Isabella Corradini and Enrico Nardelli (2017)
Digital hygiene, a weird title. If taken literally, it would imply cleaning our digital instruments. Maybe we should talk about it, as mobile phones, smartphones and tablets are now part of the human body and we take them everywhere, since we both need them and are addicted to them (worthless to deny it), and their cleaning is not always treated with the same attention we use for ourselves.
Actually, we are talking about hygiene in the traditional sense. Hygiene rules have been taught since our childhood and they are one of the prevention measures that have most contributed over the last two centuries to lengthen the average life span. But in the digital world it is not so usual to hear these words. People sometimes use the expression digital hygiene to refer to how they relate to others in social networks or how not to become slaves of their own devices, but that’s not our interpretation.
In our view, this expression has instead to be used in a way similar to what happens in the physical world, where hygiene norms are appropriate for preventing illness. Here, the discovery by Hungarian physician Ignaz Semmelweis was crucial in the mid-nineteenth century, and thousands of women’s lives were saved. He observed that, washing his hands after an autopsy and before assisting women in labour, the frequency of their mortality was enormously reduced. Hence, washing one’s own hands became the fundamental ritual before starting surgical operations. This didn’t happen overnight, though, since it took a few decades – as is sometimes the case – for this discovery to be accepted and spread.
By extension, it became one of the basic tenets taught to all children: “Wash your hands ” is still the rule before going to the table and, more generally, whenever one comes home.
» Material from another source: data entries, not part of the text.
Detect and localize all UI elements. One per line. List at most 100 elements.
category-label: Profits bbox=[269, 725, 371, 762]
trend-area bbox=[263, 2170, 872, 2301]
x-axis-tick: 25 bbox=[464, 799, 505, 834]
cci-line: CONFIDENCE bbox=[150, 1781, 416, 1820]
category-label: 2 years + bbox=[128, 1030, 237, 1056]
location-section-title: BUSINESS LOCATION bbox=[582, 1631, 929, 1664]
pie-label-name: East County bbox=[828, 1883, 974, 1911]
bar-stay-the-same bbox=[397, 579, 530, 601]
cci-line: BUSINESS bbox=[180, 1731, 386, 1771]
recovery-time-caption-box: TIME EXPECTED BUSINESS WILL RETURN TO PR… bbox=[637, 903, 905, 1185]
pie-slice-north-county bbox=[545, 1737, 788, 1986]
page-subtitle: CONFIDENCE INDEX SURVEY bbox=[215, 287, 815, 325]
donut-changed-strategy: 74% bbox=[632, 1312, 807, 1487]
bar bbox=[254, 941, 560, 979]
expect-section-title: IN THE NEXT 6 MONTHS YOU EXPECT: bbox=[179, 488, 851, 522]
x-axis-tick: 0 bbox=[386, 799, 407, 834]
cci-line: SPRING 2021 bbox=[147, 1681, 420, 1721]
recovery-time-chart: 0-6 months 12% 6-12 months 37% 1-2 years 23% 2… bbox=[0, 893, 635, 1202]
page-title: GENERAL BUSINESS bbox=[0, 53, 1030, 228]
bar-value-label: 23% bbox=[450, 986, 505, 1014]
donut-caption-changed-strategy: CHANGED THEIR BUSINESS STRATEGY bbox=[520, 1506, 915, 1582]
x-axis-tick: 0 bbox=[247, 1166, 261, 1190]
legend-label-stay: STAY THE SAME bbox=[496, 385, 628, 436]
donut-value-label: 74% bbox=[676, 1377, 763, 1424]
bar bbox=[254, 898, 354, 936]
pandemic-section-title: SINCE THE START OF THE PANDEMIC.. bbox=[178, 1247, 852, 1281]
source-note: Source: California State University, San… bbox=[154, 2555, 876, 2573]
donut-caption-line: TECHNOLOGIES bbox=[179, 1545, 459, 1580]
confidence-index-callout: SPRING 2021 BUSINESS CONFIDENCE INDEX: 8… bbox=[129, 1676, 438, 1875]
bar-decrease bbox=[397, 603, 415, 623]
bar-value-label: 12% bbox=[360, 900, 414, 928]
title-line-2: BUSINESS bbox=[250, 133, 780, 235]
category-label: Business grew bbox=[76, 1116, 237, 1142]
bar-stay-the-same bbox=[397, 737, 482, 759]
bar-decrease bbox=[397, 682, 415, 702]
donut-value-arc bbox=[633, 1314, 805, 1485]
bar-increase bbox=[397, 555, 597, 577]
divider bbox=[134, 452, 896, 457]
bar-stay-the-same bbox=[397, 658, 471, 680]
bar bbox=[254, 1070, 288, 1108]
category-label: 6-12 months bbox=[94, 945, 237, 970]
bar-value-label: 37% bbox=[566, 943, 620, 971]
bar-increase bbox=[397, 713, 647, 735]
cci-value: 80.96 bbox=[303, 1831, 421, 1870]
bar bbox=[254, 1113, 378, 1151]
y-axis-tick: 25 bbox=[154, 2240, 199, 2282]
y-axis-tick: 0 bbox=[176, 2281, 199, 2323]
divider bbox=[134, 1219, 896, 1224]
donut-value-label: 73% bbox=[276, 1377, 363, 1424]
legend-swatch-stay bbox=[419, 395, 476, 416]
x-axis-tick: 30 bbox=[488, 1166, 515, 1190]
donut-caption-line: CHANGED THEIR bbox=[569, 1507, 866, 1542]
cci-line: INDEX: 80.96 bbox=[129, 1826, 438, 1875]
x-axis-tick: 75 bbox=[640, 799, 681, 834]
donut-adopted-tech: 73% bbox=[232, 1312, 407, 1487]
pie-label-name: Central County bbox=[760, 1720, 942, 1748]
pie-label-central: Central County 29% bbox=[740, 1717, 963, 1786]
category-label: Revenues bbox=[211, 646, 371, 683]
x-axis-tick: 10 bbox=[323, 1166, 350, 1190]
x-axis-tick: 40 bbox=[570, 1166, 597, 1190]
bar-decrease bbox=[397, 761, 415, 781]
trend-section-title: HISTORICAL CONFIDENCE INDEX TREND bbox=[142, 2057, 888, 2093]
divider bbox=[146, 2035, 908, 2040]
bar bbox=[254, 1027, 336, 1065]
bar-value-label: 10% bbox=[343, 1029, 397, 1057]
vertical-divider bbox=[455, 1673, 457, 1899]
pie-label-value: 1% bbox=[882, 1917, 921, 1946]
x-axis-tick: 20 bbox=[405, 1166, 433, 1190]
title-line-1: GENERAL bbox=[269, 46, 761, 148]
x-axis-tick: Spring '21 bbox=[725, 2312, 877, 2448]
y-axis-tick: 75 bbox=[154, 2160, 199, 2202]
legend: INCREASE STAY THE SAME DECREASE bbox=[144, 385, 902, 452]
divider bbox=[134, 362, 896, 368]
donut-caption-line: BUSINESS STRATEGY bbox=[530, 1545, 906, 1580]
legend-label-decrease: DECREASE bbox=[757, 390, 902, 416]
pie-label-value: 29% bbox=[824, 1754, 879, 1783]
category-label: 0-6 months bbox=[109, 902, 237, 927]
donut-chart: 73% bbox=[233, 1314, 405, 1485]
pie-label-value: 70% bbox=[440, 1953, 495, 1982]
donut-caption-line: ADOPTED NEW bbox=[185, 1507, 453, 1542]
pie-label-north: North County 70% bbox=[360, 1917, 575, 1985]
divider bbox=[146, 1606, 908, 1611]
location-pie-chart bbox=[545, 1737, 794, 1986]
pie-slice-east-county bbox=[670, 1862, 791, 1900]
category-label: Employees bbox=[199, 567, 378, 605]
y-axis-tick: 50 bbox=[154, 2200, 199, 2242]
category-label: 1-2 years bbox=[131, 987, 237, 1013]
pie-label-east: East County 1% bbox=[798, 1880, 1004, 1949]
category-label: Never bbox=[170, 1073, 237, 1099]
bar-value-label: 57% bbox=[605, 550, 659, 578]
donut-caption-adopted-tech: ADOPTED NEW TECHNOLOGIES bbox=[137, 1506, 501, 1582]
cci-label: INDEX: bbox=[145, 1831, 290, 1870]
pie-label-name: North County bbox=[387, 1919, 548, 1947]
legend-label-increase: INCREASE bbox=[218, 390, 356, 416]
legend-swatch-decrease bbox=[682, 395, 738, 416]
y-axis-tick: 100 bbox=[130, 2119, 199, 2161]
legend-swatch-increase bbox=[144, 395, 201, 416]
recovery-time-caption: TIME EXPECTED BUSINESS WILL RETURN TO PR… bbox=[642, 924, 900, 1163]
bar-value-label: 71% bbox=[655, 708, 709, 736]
The fundamental motivation is that “out there” there is a world that can be hostile because of microbes and infections, and it’s important to take countermeasures.
While in the physical case this message is widely accepted and socially shared, unfortunately the digital version of the same prevention message is less immediate. For example, how many people are still inserting unknown USB sticks or opening unknown attachments on their devices (PCs, tablets, or smartphones) without being aware that they can be infected?
The analogy is entirely true: the digital world is populated by “life forms” that are not always benign towards our “digital self”. Viruses and worms, for example, continue to spread at an alarming rate, and current precautions do not seem to be sufficiently effective.
A partial justification is that the evolution of these digital organisms has proceeded at an elusive speed for humans. For traditional physical hygiene rules the present generation has benefitted from their parents’ education, while for digital hygiene we have not yet developed the adequate “sensors”.
Of course, digital hygiene rules can be annoying, and even limit our range. Some people would say that they are obvious and it is pointless to repeat them. Not so, since there are still people who insert pen drives into their computers without thinking.
Terminology used in the digital context does not help to understand the importance of these rules. In fact, using words like “virtual” or prefixes like “cyber” drives people away from a real perception of physical dangers, so they think that digital hygiene standards are irrelevant.
Probably the best way to make people understand, accept and apply the digital hygiene rules is to establish a connection to the analogous hygiene rule in the physical world. People could thus better understand that what happens in their PCs and their mobile devices is not virtual but real, as its consequences are.
People’s awareness could just start from here.